You’ve made the decision to divorce, Now you need to consider the options for moving forward. You may not be aware that most cases never go to court, and one size definitely doesn’t fit all.
Here are some different processes to consider:
- Kitchen Table. The couple negotiates all of the issues directly before filing with the court. One spouse may obtain a lawyer to file with the court or you may file on your own. This option works best for couples with low conflict, where both spouses fully understand the finances and property, and where there is a high level of trust.

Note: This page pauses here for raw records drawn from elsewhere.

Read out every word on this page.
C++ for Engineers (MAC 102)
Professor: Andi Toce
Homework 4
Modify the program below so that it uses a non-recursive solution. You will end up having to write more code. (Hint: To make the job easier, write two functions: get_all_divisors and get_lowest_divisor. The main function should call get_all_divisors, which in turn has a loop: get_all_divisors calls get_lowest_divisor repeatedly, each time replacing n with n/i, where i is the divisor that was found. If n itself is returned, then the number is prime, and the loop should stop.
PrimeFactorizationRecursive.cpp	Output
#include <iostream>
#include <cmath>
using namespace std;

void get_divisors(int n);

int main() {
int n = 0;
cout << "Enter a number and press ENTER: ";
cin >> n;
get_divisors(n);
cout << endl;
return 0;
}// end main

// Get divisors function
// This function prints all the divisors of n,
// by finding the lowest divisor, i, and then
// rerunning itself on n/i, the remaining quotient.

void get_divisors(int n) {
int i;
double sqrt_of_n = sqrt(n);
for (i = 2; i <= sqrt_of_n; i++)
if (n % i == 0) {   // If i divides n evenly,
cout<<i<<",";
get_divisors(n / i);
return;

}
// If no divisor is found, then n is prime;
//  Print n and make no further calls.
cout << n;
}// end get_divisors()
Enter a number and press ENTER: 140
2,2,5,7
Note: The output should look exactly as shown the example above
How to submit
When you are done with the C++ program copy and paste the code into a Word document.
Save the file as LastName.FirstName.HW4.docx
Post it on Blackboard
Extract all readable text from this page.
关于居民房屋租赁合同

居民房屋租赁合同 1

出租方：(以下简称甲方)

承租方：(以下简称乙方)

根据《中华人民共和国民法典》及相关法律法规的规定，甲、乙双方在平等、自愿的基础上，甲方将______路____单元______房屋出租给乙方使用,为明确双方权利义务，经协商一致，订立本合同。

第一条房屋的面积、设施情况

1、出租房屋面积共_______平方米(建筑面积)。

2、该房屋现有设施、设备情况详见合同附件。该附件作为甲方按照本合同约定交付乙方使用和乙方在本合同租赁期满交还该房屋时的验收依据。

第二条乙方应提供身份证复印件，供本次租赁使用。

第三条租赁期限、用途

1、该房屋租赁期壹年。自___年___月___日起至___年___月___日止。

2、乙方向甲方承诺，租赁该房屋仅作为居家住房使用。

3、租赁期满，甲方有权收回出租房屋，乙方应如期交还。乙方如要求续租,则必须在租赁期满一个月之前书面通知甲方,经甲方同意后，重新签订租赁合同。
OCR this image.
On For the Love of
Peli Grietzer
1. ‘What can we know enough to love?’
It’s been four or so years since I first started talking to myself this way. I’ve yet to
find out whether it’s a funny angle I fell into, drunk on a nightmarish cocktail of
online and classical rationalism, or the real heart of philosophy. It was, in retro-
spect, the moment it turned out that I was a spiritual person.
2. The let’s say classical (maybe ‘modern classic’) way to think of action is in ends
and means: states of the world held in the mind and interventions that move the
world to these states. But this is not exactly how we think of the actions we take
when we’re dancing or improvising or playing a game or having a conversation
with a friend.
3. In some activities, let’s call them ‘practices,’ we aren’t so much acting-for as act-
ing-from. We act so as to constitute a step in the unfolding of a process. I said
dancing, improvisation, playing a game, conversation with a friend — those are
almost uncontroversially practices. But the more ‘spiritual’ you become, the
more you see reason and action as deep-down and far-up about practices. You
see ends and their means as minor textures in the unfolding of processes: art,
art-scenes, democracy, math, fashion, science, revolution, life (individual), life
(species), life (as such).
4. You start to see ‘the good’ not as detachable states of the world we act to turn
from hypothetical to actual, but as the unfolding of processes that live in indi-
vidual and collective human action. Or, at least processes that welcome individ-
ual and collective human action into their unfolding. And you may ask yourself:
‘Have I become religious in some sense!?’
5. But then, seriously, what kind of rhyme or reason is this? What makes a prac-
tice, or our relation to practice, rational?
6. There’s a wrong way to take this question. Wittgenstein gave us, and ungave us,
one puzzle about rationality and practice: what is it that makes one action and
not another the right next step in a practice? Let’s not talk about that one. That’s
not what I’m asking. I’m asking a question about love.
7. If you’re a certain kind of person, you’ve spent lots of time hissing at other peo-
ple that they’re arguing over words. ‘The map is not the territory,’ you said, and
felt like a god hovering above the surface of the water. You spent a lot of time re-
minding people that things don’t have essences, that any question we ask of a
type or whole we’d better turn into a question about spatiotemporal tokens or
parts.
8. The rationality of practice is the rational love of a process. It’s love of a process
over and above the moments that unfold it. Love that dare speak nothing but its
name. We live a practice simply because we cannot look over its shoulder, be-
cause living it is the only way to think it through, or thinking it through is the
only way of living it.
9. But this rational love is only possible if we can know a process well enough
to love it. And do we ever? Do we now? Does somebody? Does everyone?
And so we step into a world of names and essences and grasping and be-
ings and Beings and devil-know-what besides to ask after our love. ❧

Advantages: Quick and inexpensive
Disadvantages: No professional advice from an attorney (or only one spouse obtains professional advice) of legal rights and options; no formal method of information gathering (“discovery”) to ensure your spouse is being honest with financial information
- Mediation. The couple has a series of meetings with a trained mediator (usually a family law attorney) who does not represent either of you to negotiate and reach agreements. The mediator can provide legal information to facilitate negotiations, help generate options, draft the separation agreement, and, where appropriate, the parenting plan. Both spouses are advised, but not required, to consult with their own attorneys during the process. This option is best suited for couples who have disagreements but who are committed to resolving them outside of court and need the assistance of an unbiased neutral to help reach agreements.
Advantages: No court involvement; structured negotiation process; couple has control over all decisions
Disadvantages: More costly than kitchen table; a spouse that is controlling or abusive may take advantage of the other spouse during the process (i.e., there is an imbalance of power); no formal method of discovery
- Litigation. One spouse files a petition for dissolution of marriage in court. Both spouses hire attorneys. The attorneys do most of the heavy lifting in this option by preparing the case and arguments, engaging in settlement negotiations, and handling any court appearances. This option is most suited for couples who have very low trust and no interest in resolving issues out of court. Discovery is routinely used to gain financial information. If no agreement is reached, the judge makes the final decision after a trial.
Advantages: Formal discovery is available, e.g, subpoenas, depositions; temporary orders may be obtained (e.g., restraining orders, child support, and maintenance); disclosure is mandatory and under oath
Disadvantages: Often the most expensive option; adversarial couples become more so, lessening the chance of a successful co-parenting relationship; the judge, who doesn’t know you or your family, makes all of the decisions for you, so you have no control over the outcome; deadlines and scheduling are based on the court’s schedule, not yours
- Collaborative Practice. The couple and collaborative professionals have a series of meetings in a non-adversarial setting. Attorneys trained in Collaborative Law represent each spouse. The couple has the opportunity in this option of retaining other professionals trained in Collaborative Practice to assist in the process, including a mental health professional, financial professional, and a child specialist. This process addresses the legal, financial, and emotional issues of the divorce. The entire team signs agreements to work collaboratively with each other to problem solve, gather information, and explore options. All agreements are reached before being processed through the court. This option is most suited for couples who are interested in resolving their issues outside of court in a non-adversarial way and may be interested in the benefits of having trained mental health and financial professionals.
Advantages: Uses a team approach to ensure that everyone is working towards resolving the issues in a non-adversarial, respectful manner; couple has the advice of a team of professionals to cover all aspects of divorce: legal, financial, and emotional; couple is in control of the outcome of their process; no court involvement; couple learns strategies in communicating and continuing their post-divorce relationship
Disadvantages: If an agreement cannot be reached (very rare), the couple has to retain two new attorneys and incur more legal fees; may incur higher costs depending on how many professionals are involved; if one spouse is not negotiating in good faith, the process is compromised; no formal method of discovery
Whichever process you chose for your divorce, make sure you are educated and informed about all of the options.